Personally, I see Paul staying another year and honestly, I'm not even sure that hes worth the 3rd pick (I may end up eating those words but...). Besides, this draft is loaded with PG talent. If the Cats pick #1, draft maybe Bogut. imo hes the only player other than maybe Marvin who warrants a top 3 pick. If Charlotte doesn't get #1 and Marvin decides to stay another year, THEN I think they should draft small and maybe trade down.


----------



## kamego

Everyone knows that Bogut is the pick if the draft is today. We will see if anything changes before the draft.


----------



## Im The One

He's my wish list in order

Marvin Williams
Andrew Bogut
Raymond Felton
Deron Williams
Gerald Green


----------



## Charlotte_______

I have been thinking it over as far as who we should draft and I have decided. Andrew Bogut. If you look at our previous game, Brezec and Okafor were out with injuries. Obviously this will not happen as often, but it shows are lack of depth at the C and Pf positions, seeing as we had Ely and Malik Allen starting  Barring any kind of offseason aquisition at those two positions we should grab him if hes available.

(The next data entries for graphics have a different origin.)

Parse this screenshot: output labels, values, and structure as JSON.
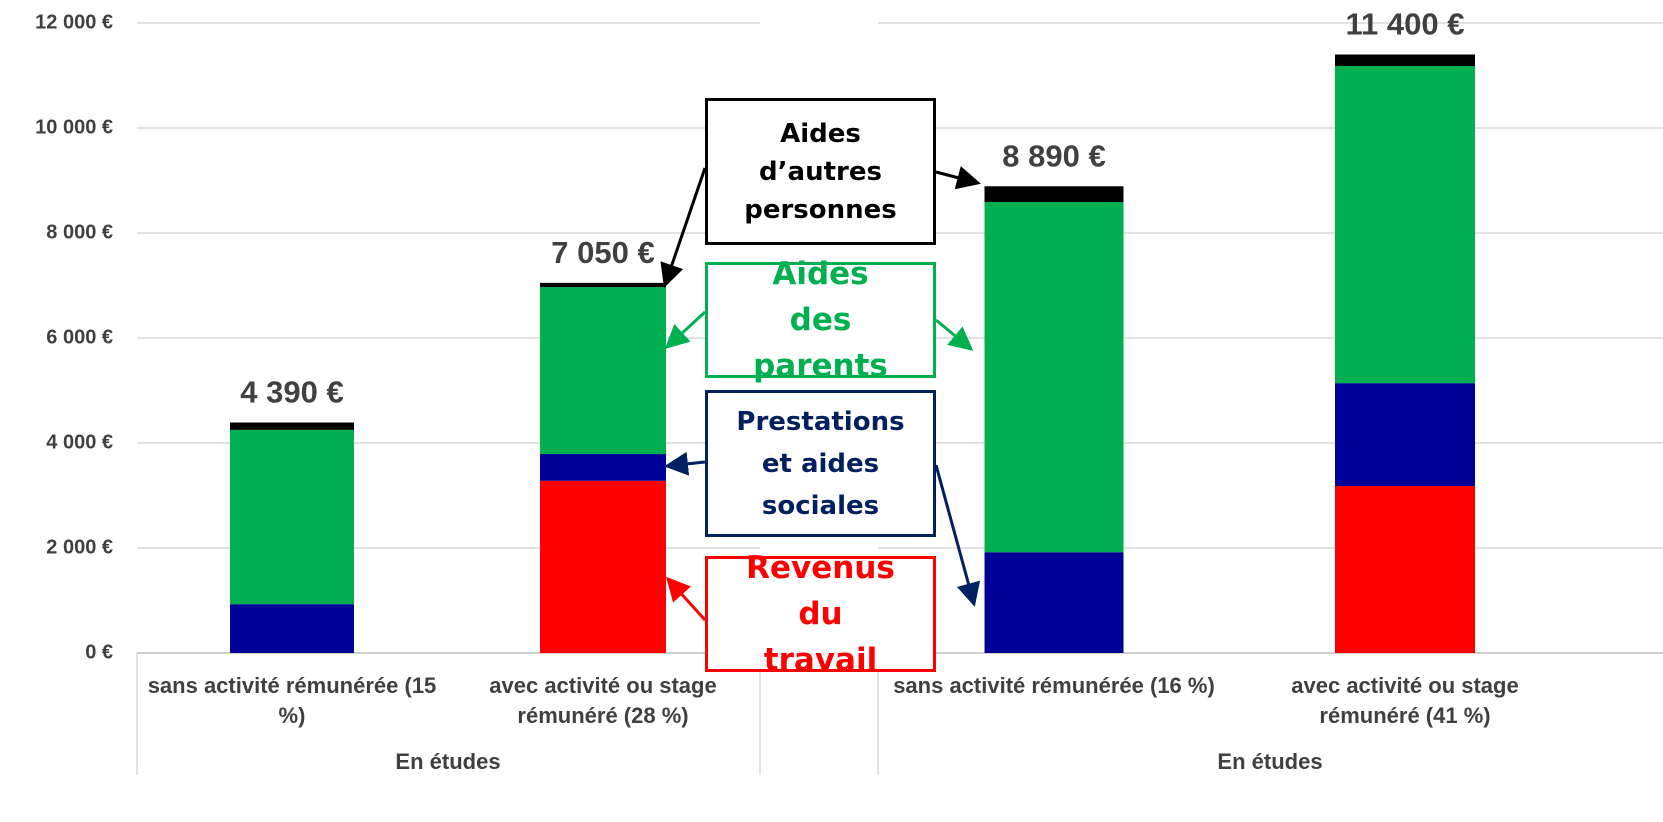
{
  "chart_data": {
    "type": "stacked-bar",
    "categories": [
      "sans activité rémunérée (15 %)",
      "avec activité ou stage rémunéré (28 %)",
      "sans activité rémunérée (16 %)",
      "avec activité ou stage rémunéré (41 %)"
    ],
    "groups": [
      "En études",
      "En études"
    ],
    "series": [
      {
        "name": "Revenus du travail",
        "color": "#ff0000",
        "values": [
          0,
          3280,
          0,
          3180
        ]
      },
      {
        "name": "Prestations et aides sociales",
        "color": "#000099",
        "values": [
          930,
          510,
          1920,
          1960
        ]
      },
      {
        "name": "Aides des parents",
        "color": "#00b050",
        "values": [
          3320,
          3180,
          6670,
          6040
        ]
      },
      {
        "name": "Aides d’autres personnes",
        "color": "#000000",
        "values": [
          140,
          80,
          300,
          220
        ]
      }
    ],
    "totals": [
      4390,
      7050,
      8890,
      11400
    ],
    "value_labels": [
      "4 390 €",
      "7 050 €",
      "8 890 €",
      "11 400 €"
    ],
    "ylim": [
      0,
      12000
    ],
    "yticks": [
      {
        "value": 0,
        "label": "0 €"
      },
      {
        "value": 2000,
        "label": "2 000 €"
      },
      {
        "value": 4000,
        "label": "4 000 €"
      },
      {
        "value": 6000,
        "label": "6 000 €"
      },
      {
        "value": 8000,
        "label": "8 000 €"
      },
      {
        "value": 10000,
        "label": "10 000 €"
      },
      {
        "value": 12000,
        "label": "12 000 €"
      }
    ],
    "grid": true
  }
}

If not I would like to see it come down to Chris Paul( He is growing on me) and of course Marvin Williams if he declares.


----------



## adhir1

bogut and okafor would dominate the east in a few years...


----------



## momocult45

williams or bogut with okafor and wallace is lethal....wallace and williams would be an amazing show of ability....would be nice to see, plus with williams and okafor together the bobcats can live with brezec in the middle


----------